Por que precisamos de mais calma (e menos deslumbramento)
Calma, calma, muita calma nessa hora!
Calma, calma, muita calma nessa hora!
6 de junho de 2025 - 6h00
Aqui em Londres, no SXSW, não dá para fugir: um dos assuntos mais quentes é a inteligência artificial. Todo mundo falando e agindo: mercados se sentindo ameaçados, empresas correndo para implementar IA e escalar operações, fundos de investimento sedentos por novas tecnologias para aplicar capital e, claro, fazer muito dinheiro.
Eu, como boa empreendedora (e super impaciente, confesso), fui atraída direto pelo título da palestra “The Age of Impatience”. E olha só quem estava lá era Euan Blair — sim, ele mesmo, filho do ex-primeiro-ministro britânico, que fundou a Multiverse em 2016 para criar uma alternativa prática à educação universitária tradicional, apostando em programas de aprendizado dentro das empresas.
O recado dele foi direto: antes de sair aplicando inteligência artificial no coração do negócio, a gente precisa investir pesado em treinamento. Porque, spoiler, erros vão acontecer.
E para provar como a pressa (e a fé cega na tecnologia) pode custar caro, logo ali do outro lado do bairro, o jornalista Bryan Glick, editor-chefe da Computer Weekly, trouxe o caso que virou símbolo desse risco: o escândalo do Post Office britânico, considerado um dos maiores desastres corporativos da história recente.
Durante anos, centenas de gerentes de agências foram acusados injustamente de desfalques, tudo com base nos dados de um software chamado Horizon. Pequenas falhas técnicas acabaram se transformando em grandes tragédias pessoais. A empresa confiou cegamente no sistema, ignorou alertas humanos e não tinha processos internos para checar ou auditar o que a tecnologia estava entregando. Resultado: uma avalanche de injustiças, vidas arruinadas e danos profundos.

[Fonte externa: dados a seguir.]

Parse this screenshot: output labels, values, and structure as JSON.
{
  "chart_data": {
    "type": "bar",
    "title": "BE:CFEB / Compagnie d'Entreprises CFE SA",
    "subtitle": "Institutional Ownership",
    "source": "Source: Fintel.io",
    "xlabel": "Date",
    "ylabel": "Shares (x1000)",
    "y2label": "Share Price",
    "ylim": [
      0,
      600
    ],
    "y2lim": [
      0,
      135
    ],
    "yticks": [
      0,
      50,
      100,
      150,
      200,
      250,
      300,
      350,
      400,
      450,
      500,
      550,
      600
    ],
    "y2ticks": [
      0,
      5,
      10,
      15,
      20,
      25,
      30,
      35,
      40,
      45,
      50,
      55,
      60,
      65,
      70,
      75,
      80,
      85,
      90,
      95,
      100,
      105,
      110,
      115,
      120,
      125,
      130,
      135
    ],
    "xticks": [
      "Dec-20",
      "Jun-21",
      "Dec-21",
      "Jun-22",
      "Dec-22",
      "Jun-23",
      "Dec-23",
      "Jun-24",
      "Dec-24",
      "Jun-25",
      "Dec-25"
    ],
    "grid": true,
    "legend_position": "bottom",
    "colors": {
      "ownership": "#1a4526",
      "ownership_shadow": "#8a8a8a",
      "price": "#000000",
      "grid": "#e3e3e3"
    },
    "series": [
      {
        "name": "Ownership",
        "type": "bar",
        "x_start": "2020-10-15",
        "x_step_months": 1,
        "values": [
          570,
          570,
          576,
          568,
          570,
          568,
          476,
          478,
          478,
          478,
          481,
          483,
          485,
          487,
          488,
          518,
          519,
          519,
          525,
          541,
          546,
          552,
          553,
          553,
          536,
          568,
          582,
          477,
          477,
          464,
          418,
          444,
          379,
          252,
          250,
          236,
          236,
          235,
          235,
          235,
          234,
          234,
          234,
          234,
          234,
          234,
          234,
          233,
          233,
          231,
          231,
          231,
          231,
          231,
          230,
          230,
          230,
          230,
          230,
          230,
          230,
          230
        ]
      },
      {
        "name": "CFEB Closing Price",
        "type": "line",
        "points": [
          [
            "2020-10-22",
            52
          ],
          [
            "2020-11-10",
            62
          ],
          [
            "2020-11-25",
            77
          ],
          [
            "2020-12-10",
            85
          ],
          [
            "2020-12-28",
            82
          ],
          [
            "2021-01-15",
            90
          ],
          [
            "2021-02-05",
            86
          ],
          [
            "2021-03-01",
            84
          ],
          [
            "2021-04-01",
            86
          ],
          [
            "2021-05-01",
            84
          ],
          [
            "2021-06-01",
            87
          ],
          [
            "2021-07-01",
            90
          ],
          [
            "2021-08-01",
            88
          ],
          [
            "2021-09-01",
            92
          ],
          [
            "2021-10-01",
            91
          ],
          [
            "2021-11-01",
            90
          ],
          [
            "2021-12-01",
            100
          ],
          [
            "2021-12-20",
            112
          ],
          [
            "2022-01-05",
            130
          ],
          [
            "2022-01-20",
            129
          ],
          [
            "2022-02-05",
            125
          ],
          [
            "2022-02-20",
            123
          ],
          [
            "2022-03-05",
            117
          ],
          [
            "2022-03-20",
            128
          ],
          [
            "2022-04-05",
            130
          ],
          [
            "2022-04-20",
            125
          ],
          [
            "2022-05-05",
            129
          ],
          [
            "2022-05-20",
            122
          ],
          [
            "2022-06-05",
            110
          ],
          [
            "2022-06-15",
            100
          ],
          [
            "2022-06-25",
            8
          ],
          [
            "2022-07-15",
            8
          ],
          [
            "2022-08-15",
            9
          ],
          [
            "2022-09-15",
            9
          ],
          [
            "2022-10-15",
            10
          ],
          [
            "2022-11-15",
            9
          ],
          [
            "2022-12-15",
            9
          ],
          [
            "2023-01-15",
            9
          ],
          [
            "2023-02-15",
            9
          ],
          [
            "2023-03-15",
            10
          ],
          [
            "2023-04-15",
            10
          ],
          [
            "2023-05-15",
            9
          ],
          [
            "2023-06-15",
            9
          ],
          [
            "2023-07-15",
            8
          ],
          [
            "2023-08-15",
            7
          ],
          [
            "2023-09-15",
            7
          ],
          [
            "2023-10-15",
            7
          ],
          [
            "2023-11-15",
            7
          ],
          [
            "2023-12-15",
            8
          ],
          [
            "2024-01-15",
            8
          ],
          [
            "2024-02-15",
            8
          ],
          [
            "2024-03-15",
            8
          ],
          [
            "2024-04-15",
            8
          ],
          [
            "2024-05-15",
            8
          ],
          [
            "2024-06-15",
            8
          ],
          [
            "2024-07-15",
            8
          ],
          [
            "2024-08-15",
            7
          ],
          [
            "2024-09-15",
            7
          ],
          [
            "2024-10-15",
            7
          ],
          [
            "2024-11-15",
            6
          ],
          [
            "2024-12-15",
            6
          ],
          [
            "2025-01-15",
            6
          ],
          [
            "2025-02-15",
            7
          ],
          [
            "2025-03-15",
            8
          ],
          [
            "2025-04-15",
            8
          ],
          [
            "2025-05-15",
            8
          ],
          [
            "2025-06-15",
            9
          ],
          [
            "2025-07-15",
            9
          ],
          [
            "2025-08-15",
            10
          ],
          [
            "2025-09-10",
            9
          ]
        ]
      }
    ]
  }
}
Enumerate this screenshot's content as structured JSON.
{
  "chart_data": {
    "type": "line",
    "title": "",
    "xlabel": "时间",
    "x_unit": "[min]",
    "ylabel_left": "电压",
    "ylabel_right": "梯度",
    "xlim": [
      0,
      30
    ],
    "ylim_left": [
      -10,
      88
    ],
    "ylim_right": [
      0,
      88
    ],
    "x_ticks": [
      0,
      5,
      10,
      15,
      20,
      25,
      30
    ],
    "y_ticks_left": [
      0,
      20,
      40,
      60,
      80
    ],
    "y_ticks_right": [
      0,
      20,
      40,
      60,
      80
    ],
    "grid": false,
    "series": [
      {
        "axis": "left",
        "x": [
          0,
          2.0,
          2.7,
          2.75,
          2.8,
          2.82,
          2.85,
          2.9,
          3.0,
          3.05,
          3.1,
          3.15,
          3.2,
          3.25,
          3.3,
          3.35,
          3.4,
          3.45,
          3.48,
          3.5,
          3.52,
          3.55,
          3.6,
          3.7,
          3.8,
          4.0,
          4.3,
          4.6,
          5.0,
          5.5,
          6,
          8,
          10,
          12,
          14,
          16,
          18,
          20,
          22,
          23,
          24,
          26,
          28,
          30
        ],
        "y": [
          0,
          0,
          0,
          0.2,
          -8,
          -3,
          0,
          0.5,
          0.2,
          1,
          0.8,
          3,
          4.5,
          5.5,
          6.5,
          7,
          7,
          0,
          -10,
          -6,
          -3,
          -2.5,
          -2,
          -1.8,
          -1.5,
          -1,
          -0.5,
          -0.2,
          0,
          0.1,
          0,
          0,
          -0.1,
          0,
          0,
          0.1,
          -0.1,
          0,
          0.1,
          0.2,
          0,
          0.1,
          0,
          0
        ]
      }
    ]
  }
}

Essa história bate forte no debate de hoje sobre IA.
A gente está vivendo o começo de uma nova revolução tecnológica, com a inteligência artificial prometendo mundos e fundos, como produtividade nas alturas, inovação em escala e aquela velha esperança de resolver a crise de produtividade que o Ocidente carrega faz mais de duas décadas mesmo depois de tantas promessas não cumpridas das gerações passadas de softwares e soluções digitais.
Mas há um risco gigante na adaptação superficial.

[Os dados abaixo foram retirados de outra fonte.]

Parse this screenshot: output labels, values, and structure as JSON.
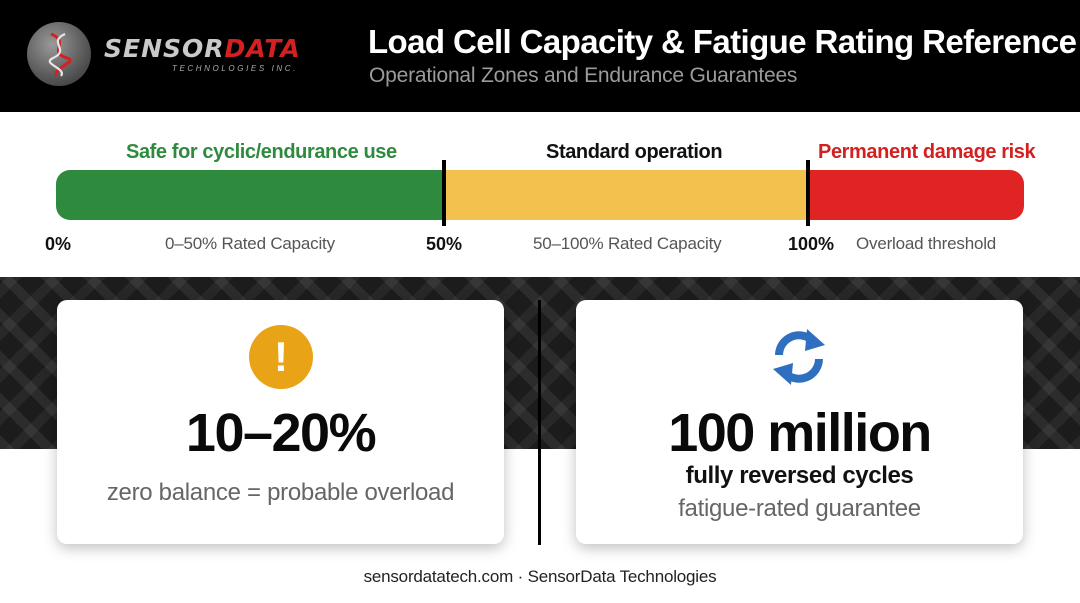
{
  "header": {
    "logo": {
      "word_part1": "SENSOR",
      "word_part2": "DATA",
      "tagline": "TECHNOLOGIES INC."
    },
    "title": "Load Cell Capacity & Fatigue Rating Reference",
    "subtitle": "Operational Zones and Endurance Guarantees"
  },
  "zones": {
    "items": [
      {
        "label": "Safe for cyclic/endurance use",
        "range_text": "0–50% Rated Capacity",
        "start_pct": 0,
        "end_pct": 50,
        "color": "#2e8b3e"
      },
      {
        "label": "Standard operation",
        "range_text": "50–100% Rated Capacity",
        "start_pct": 50,
        "end_pct": 100,
        "color": "#f2c14e"
      },
      {
        "label": "Permanent damage risk",
        "range_text": "Overload threshold",
        "start_pct": 100,
        "color": "#e02424"
      }
    ],
    "ticks": [
      "0%",
      "50%",
      "100%"
    ]
  },
  "cards": {
    "left": {
      "icon": "exclamation-circle-icon",
      "icon_color": "#e9a317",
      "value": "10–20%",
      "caption": "zero balance = probable overload"
    },
    "right": {
      "icon": "refresh-cycle-icon",
      "icon_color": "#2f6fbf",
      "value": "100 million",
      "caption_bold": "fully reversed cycles",
      "caption": "fatigue-rated guarantee"
    }
  },
  "footer": {
    "site": "sensordatatech.com",
    "separator": "·",
    "company": "SensorData Technologies"
  }
}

A história mostra que adotar novas ferramentas sem critério quase nunca traz ganho automático. A chegada dos softwares, lá atrás, mudou o ambiente corporativo, mas nem por isso gerou saltos de produtividade onde mais se precisava.

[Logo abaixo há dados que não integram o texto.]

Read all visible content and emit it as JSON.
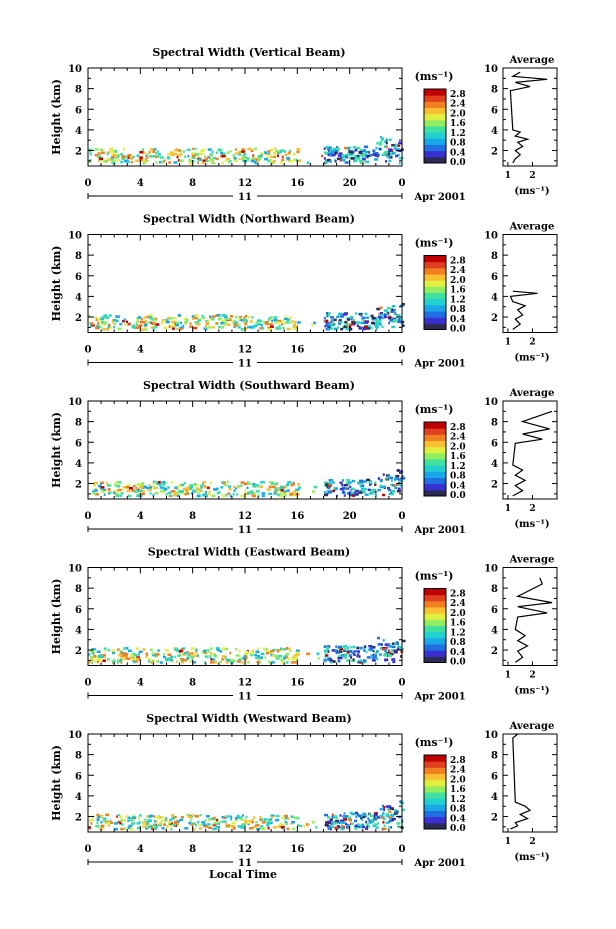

Agora, com a IA, o potencial é absurdo, sim. Só que o perigo de repetir erros do passado também é. Sem uma mudança cultural verdadeira, sem capacitação de times e revisão de processos e governança, a gente corre o risco de confiar cegamente em sistemas que, como toda criação humana, também falham.
A inteligência artificial é poderosa, claro. Mas está longe de ser perfeita. Ela erra, é cheia de vieses e pode ser bem opaca. A diferença é que agora, se um erro antes afetava algumas dezenas de pessoas, hoje pode atingir milhões em segundos.
O escândalo do Post Office deixa isso claro: governança digital robusta é obrigação. Assim como o software precisa de atualização, as empresas precisam de processos para auditar, validar e, principalmente, questionar os resultados da tecnologia.
Traduzindo: a gente precisa construir estruturas que mantenham o fator humano no centro das decisões. E investir pesado em treinamento e senso crítico.
No fim das contas, implementar tecnologia com calma virou vantagem estratégica. A inteligência artificial é, sim, um divisor de águas. Mas não é varinha mágica. O que vai fazer diferença para valer é a nossa capacidade de integrar tudo isso com responsabilidade.
O caso do Post Office deixou marcas profundas porque faltou o que hoje a gente já deveria saber que é essencial: senso crítico, adaptação cultural e uma governança firme. Em vez de só se deslumbrar com a velocidade e a escala que a tecnologia promete, é hora de andar com calma. Bem mais calma.